苦しそうな声で我に返り、抱きしめていたレイの体を離した。危ない!と思った瞬間、杖を振ることができないなんて、はあ、俺今まで学校でなにやってたんだ。謝りにきたらしい子供に、レイは何故だか飴玉をあげていた。



「シリウス」
「なに?」
「帰る?」
「どういうこと?」
「シリウスは魔法の国に住んでる」

帰る?と繰り返したレイに、俺は何も言うことができなくなってしまった。魔法の国、という言葉。ジェームズ、リーマス、ピーター。俺の大切な仲間。ホグワーツ!もちろん忘れるわけない。忘れるわけが、ないのだ。

「帰って、シリウスの、家」

そこでやっと、今日一日、レイの元気がない理由に気がついた。レイだって俺と一緒にいたかったのだ。俺と一緒に暮らしていたかったのだ。
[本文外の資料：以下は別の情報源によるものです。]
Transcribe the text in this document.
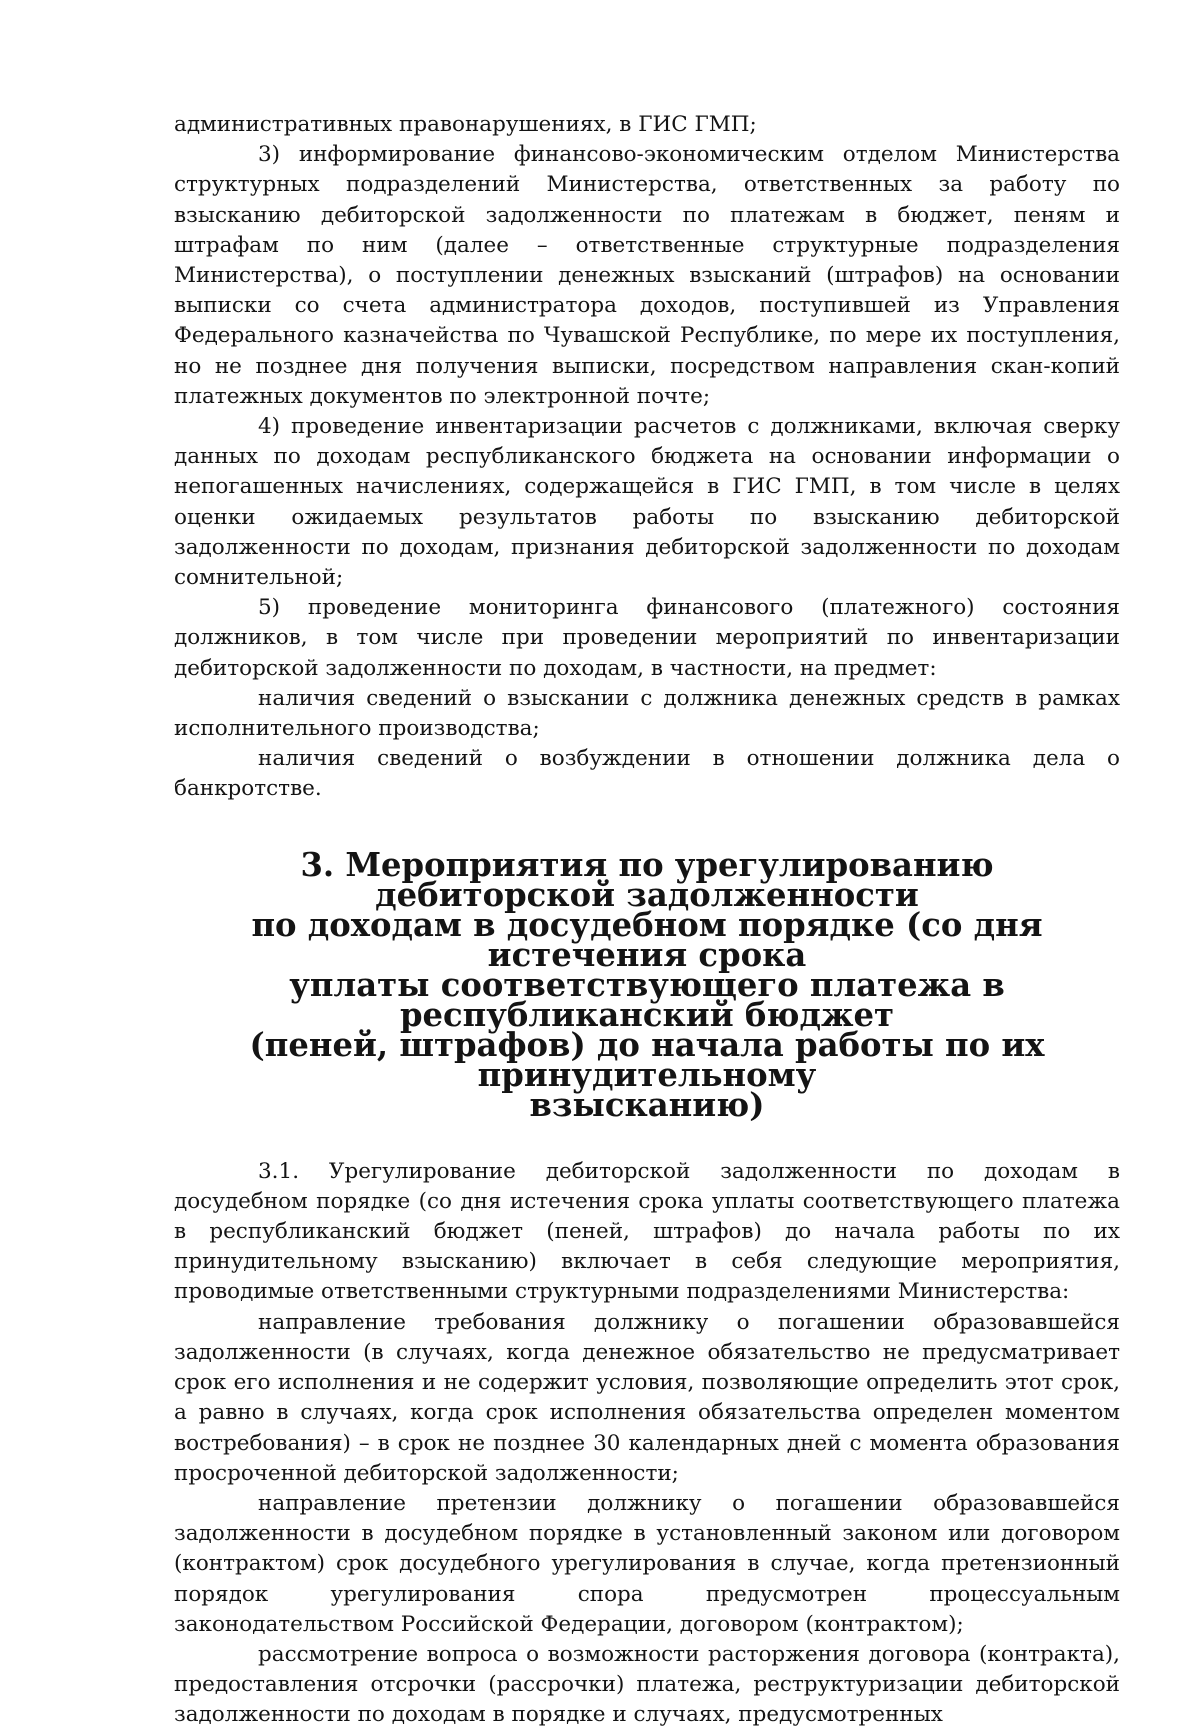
административных правонарушениях, в ГИС ГМП;

3) информирование финансово-экономическим отделом Министерства структурных подразделений Министерства, ответственных за работу по взысканию дебиторской задолженности по платежам в бюджет, пеням и штрафам по ним (далее – ответственные структурные подразделения Министерства), о поступлении денежных взысканий (штрафов) на основании выписки со счета администратора доходов, поступившей из Управления Федерального казначейства по Чувашской Республике, по мере их поступления, но не позднее дня получения выписки, посредством направления скан-копий платежных документов по электронной почте;

4) проведение инвентаризации расчетов с должниками, включая сверку данных по доходам республиканского бюджета на основании информации о непогашенных начислениях, содержащейся в ГИС ГМП, в том числе в целях оценки ожидаемых результатов работы по взысканию дебиторской задолженности по доходам, признания дебиторской задолженности по доходам сомнительной;

5) проведение мониторинга финансового (платежного) состояния должников, в том числе при проведении мероприятий по инвентаризации дебиторской задолженности по доходам, в частности, на предмет:

наличия сведений о взыскании с должника денежных средств в рамках исполнительного производства;

наличия сведений о возбуждении в отношении должника дела о банкротстве.

3. Мероприятия по урегулированию дебиторской задолженности
по доходам в досудебном порядке (со дня истечения срока
уплаты соответствующего платежа в республиканский бюджет
(пеней, штрафов) до начала работы по их принудительному
взысканию)

3.1. Урегулирование дебиторской задолженности по доходам в досудебном порядке (со дня истечения срока уплаты соответствующего платежа в республиканский бюджет (пеней, штрафов) до начала работы по их принудительному взысканию) включает в себя следующие мероприятия, проводимые ответственными структурными подразделениями Министерства:

направление требования должнику о погашении образовавшейся задолженности (в случаях, когда денежное обязательство не предусматривает срок его исполнения и не содержит условия, позволяющие определить этот срок, а равно в случаях, когда срок исполнения обязательства определен моментом востребования) – в срок не позднее 30 календарных дней с момента образования просроченной дебиторской задолженности;

направление претензии должнику о погашении образовавшейся задолженности в досудебном порядке в установленный законом или договором (контрактом) срок досудебного урегулирования в случае, когда претензионный порядок урегулирования спора предусмотрен процессуальным законодательством Российской Федерации, договором (контрактом);

рассмотрение вопроса о возможности расторжения договора (контракта), предоставления отсрочки (рассрочки) платежа, реструктуризации дебиторской задолженности по доходам в порядке и случаях, предусмотренных
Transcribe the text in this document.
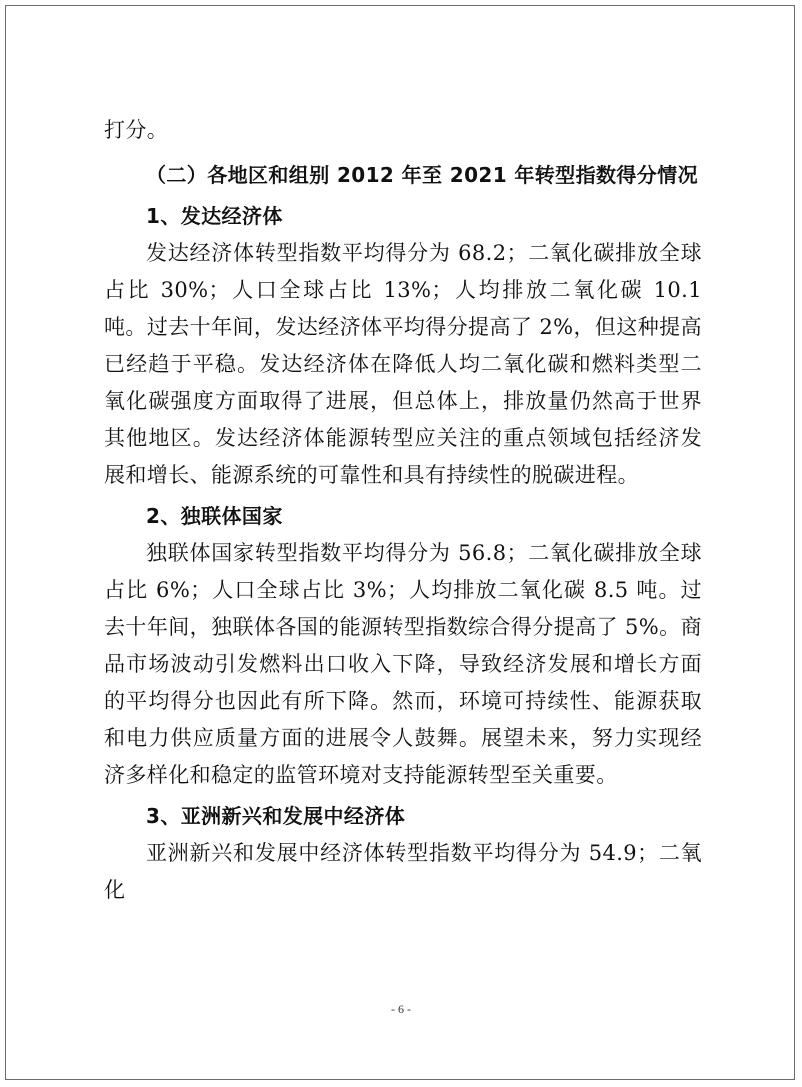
打分。

（二）各地区和组别 2012 年至 2021 年转型指数得分情况

1、发达经济体

发达经济体转型指数平均得分为 68.2；二氧化碳排放全球占比 30%；人口全球占比 13%；人均排放二氧化碳 10.1 吨。过去十年间，发达经济体平均得分提高了 2%，但这种提高已经趋于平稳。发达经济体在降低人均二氧化碳和燃料类型二氧化碳强度方面取得了进展，但总体上，排放量仍然高于世界其他地区。发达经济体能源转型应关注的重点领域包括经济发展和增长、能源系统的可靠性和具有持续性的脱碳进程。

2、独联体国家

独联体国家转型指数平均得分为 56.8；二氧化碳排放全球占比 6%；人口全球占比 3%；人均排放二氧化碳 8.5 吨。过去十年间，独联体各国的能源转型指数综合得分提高了 5%。商品市场波动引发燃料出口收入下降，导致经济发展和增长方面的平均得分也因此有所下降。然而，环境可持续性、能源获取和电力供应质量方面的进展令人鼓舞。展望未来，努力实现经济多样化和稳定的监管环境对支持能源转型至关重要。

3、亚洲新兴和发展中经济体

亚洲新兴和发展中经济体转型指数平均得分为 54.9；二氧化

- 6 -
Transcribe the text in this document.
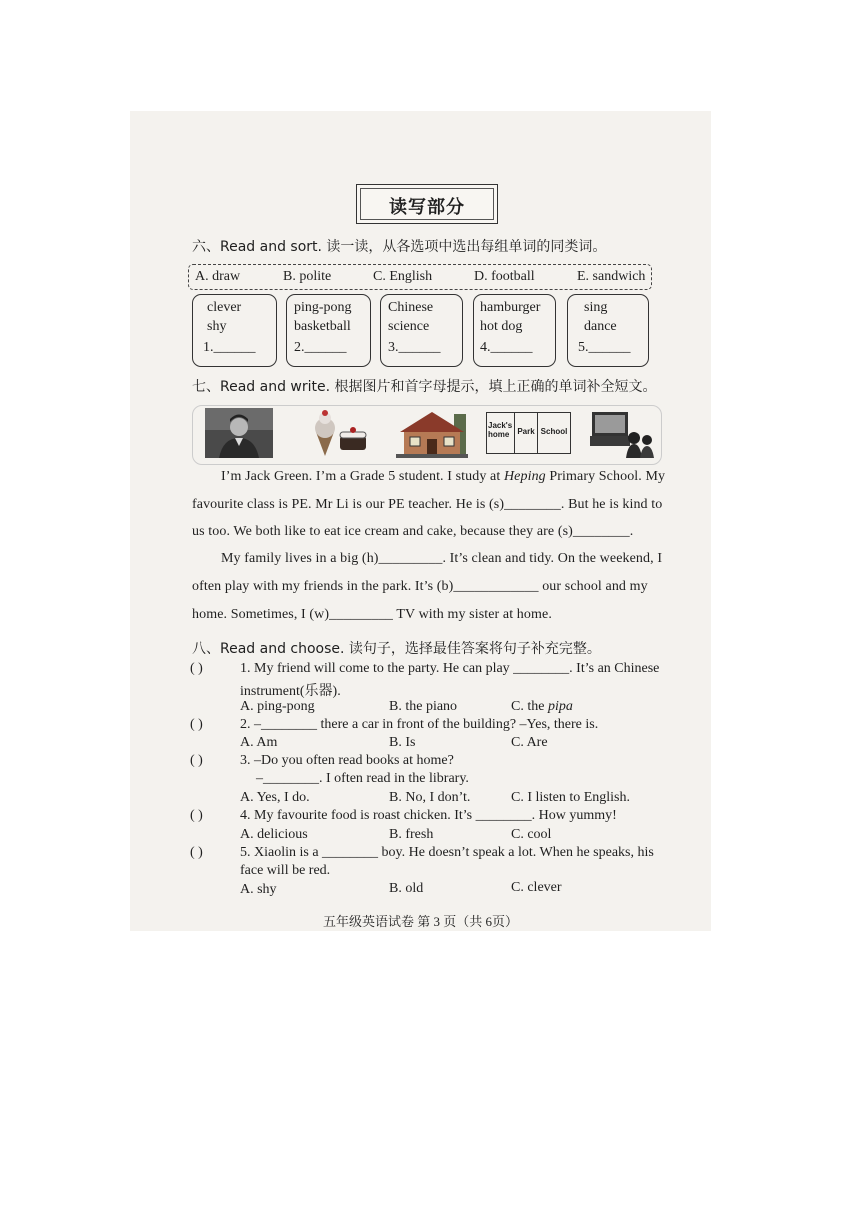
读写部分
六、Read and sort. 读一读，从各选项中选出每组单词的同类词。
A. draw	B. polite	C. English	D. football	E. sandwich
clever
shy
1.______
ping-pong
basketball
2.______
Chinese
science
3.______
hamburger
hot dog
4.______
sing
dance
5.______
七、Read and write. 根据图片和首字母提示，填上正确的单词补全短文。
Jack's home Park School
I’m Jack Green. I’m a Grade 5 student. I study at Heping Primary School. My
favourite class is PE. Mr Li is our PE teacher. He is (s)________. But he is kind to
us too. We both like to eat ice cream and cake, because they are (s)________.
My family lives in a big (h)_________. It’s clean and tidy. On the weekend, I
often play with my friends in the park. It’s (b)____________ our school and my
home. Sometimes, I (w)_________ TV with my sister at home.
八、Read and choose. 读句子，选择最佳答案将句子补充完整。
( )	1. My friend will come to the party. He can play ________. It’s an Chinese
instrument(乐器).
A. ping-pong	B. the piano	C. the pipa
( )	2. –________ there a car in front of the building? –Yes, there is.
A. Am	B. Is	C. Are
( )	3. –Do you often read books at home?
–________. I often read in the library.
A. Yes, I do.	B. No, I don’t.	C. I listen to English.
( )	4. My favourite food is roast chicken. It’s ________. How yummy!
A. delicious	B. fresh	C. cool
( )	5. Xiaolin is a ________ boy. He doesn’t speak a lot. When he speaks, his
face will be red.
A. shy	B. old	C. clever
五年级英语试卷 第 3 页（共 6页）
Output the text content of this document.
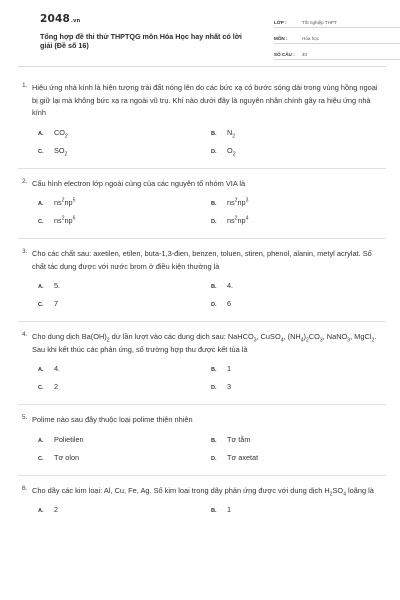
2048.vn
Tổng hợp đề thi thử THPTQG môn Hóa Học hay nhất có lời giải (Đề số 16)
LỚP :	Tốt nghiệp THPT
MÔN :	Hóa học
SỐ CÂU :	40
1. Hiệu ứng nhà kính là hiện tượng trái đất nóng lên do các bức xạ có bước sóng dài trong vùng hồng ngoại bị giữ lại mà không bức xạ ra ngoài vũ trụ. Khí nào dưới đây là nguyên nhân chính gây ra hiệu ứng nhà kính
A.	$CO_2$	B.	$N_2$
C.	$SO_2$	D.	$O_2$
2. Cấu hình electron lớp ngoài cùng của các nguyên tố nhóm VIA là
A.	$ns^2np^5$
B.	$ns^2np^3$
C.	$ns^2np^6$
D.	$ns^2np^4$
3. Cho các chất sau: axetilen, etilen, buta-1,3-đien, benzen, toluen, stiren, phenol, alanin, metyl acrylat. Số chất tác dụng được với nước brom ở điều kiện thường là
A.	5.	B.	4.
C.	7	D.	6
4. Cho dung dịch $Ba(OH)_2$ dư lần lượt vào các dung dịch sau: NaHCO$_3$, CuSO$_4$, $(NH_4)_2CO_3$, NaNO$_3$, MgCl$_2$. Sau khi kết thúc các phản ứng, số trường hợp thu được kết tủa là
A.	4.	B.	1
C.	2	D.	3
5. Polime nào sau đây thuộc loại polime thiên nhiên
A.	Polietilen	B.	Tơ tằm
C.	Tơ olon	D.	Tơ axetat
6. Cho dãy các kim loại: Al, Cu, Fe, Ag. Số kim loại trong dãy phản ứng được với dung dịch $H_2SO_4$ loãng là
A.	2	B.	1
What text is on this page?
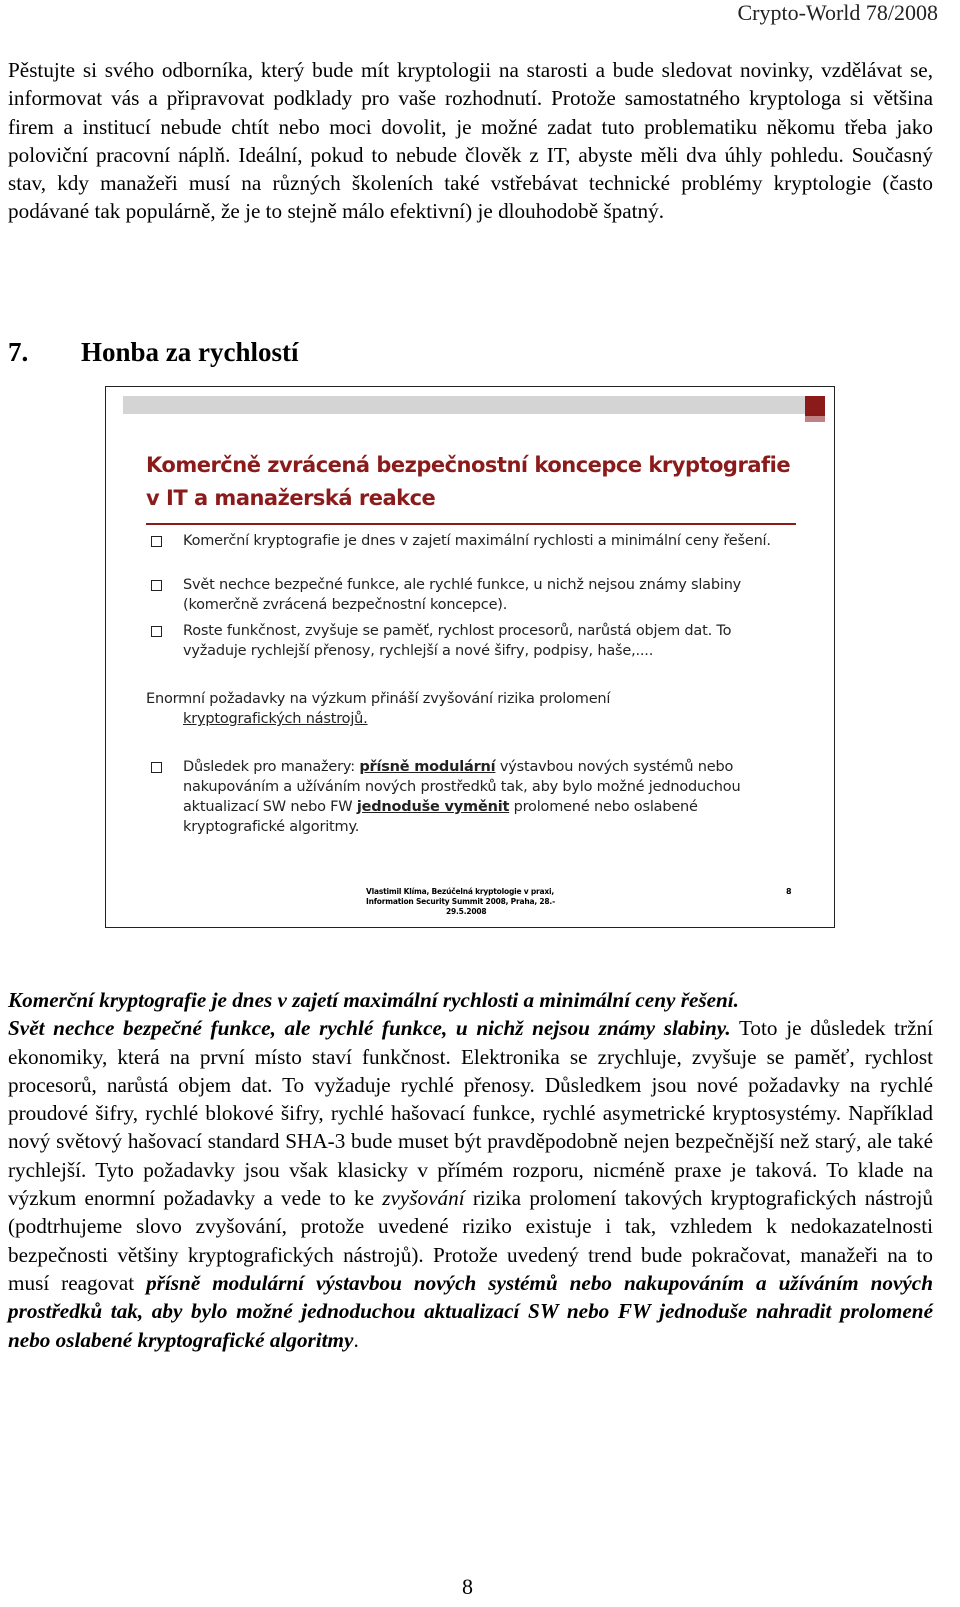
Crypto-World 78/2008

Pěstujte si svého odborníka, který bude mít kryptologii na starosti a bude sledovat novinky, vzdělávat se, informovat vás a připravovat podklady pro vaše rozhodnutí. Protože samostatného kryptologa si většina firem a institucí nebude chtít nebo moci dovolit, je možné zadat tuto problematiku někomu třeba jako poloviční pracovní náplň. Ideální, pokud to nebude člověk z IT, abyste měli dva úhly pohledu. Současný stav, kdy manažeři musí na různých školeních také vstřebávat technické problémy kryptologie (často podávané tak populárně, že je to stejně málo efektivní) je dlouhodobě špatný.

7. Honba za rychlostí

Komerčně zvrácená bezpečnostní koncepce kryptografie v IT a manažerská reakce

Komerční kryptografie je dnes v zajetí maximální rychlosti a minimální ceny řešení.
Svět nechce bezpečné funkce, ale rychlé funkce, u nichž nejsou známy slabiny (komerčně zvrácená bezpečnostní koncepce).
Roste funkčnost, zvyšuje se paměť, rychlost procesorů, narůstá objem dat. To vyžaduje rychlejší přenosy, rychlejší a nové šifry, podpisy, haše,....
Enormní požadavky na výzkum přináší zvyšování rizika prolomení
kryptografických nástrojů.
Důsledek pro manažery: přísně modulární výstavbou nových systémů nebo nakupováním a užíváním nových prostředků tak, aby bylo možné jednoduchou aktualizací SW nebo FW jednoduše vyměnit prolomené nebo oslabené kryptografické algoritmy.
Vlastimil Klíma, Bezúčelná kryptologie v praxi,
Information Security Summit 2008, Praha, 28.-
29.5.2008
8

Komerční kryptografie je dnes v zajetí maximální rychlosti a minimální ceny řešení.
Svět nechce bezpečné funkce, ale rychlé funkce, u nichž nejsou známy slabiny. Toto je důsledek tržní ekonomiky, která na první místo staví funkčnost. Elektronika se zrychluje, zvyšuje se paměť, rychlost procesorů, narůstá objem dat. To vyžaduje rychlé přenosy. Důsledkem jsou nové požadavky na rychlé proudové šifry, rychlé blokové šifry, rychlé hašovací funkce, rychlé asymetrické kryptosystémy. Například nový světový hašovací standard SHA-3 bude muset být pravděpodobně nejen bezpečnější než starý, ale také rychlejší. Tyto požadavky jsou však klasicky v přímém rozporu, nicméně praxe je taková. To klade na výzkum enormní požadavky a vede to ke zvyšování rizika prolomení takových kryptografických nástrojů (podtrhujeme slovo zvyšování, protože uvedené riziko existuje i tak, vzhledem k nedokazatelnosti bezpečnosti většiny kryptografických nástrojů). Protože uvedený trend bude pokračovat, manažeři na to musí reagovat přísně modulární výstavbou nových systémů nebo nakupováním a užíváním nových prostředků tak, aby bylo možné jednoduchou aktualizací SW nebo FW jednoduše nahradit prolomené nebo oslabené kryptografické algoritmy.

8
言葉は少ししか通じないけれど、相手の表情と纏う雰囲気から伝わる気持ちがあるのだ。

「いつかは帰るよ」
「……うん」
「だけど」
「うん」
「そんな顔のレイを放って帰るなんてできないに決まってるだろ」

最後の言葉は通じなかっただろうけど、俺の気持ちはちゃんとレイに届いたらしい。泣きそうな顔でにっこり微笑む彼女を今度はやさしく抱きしめた。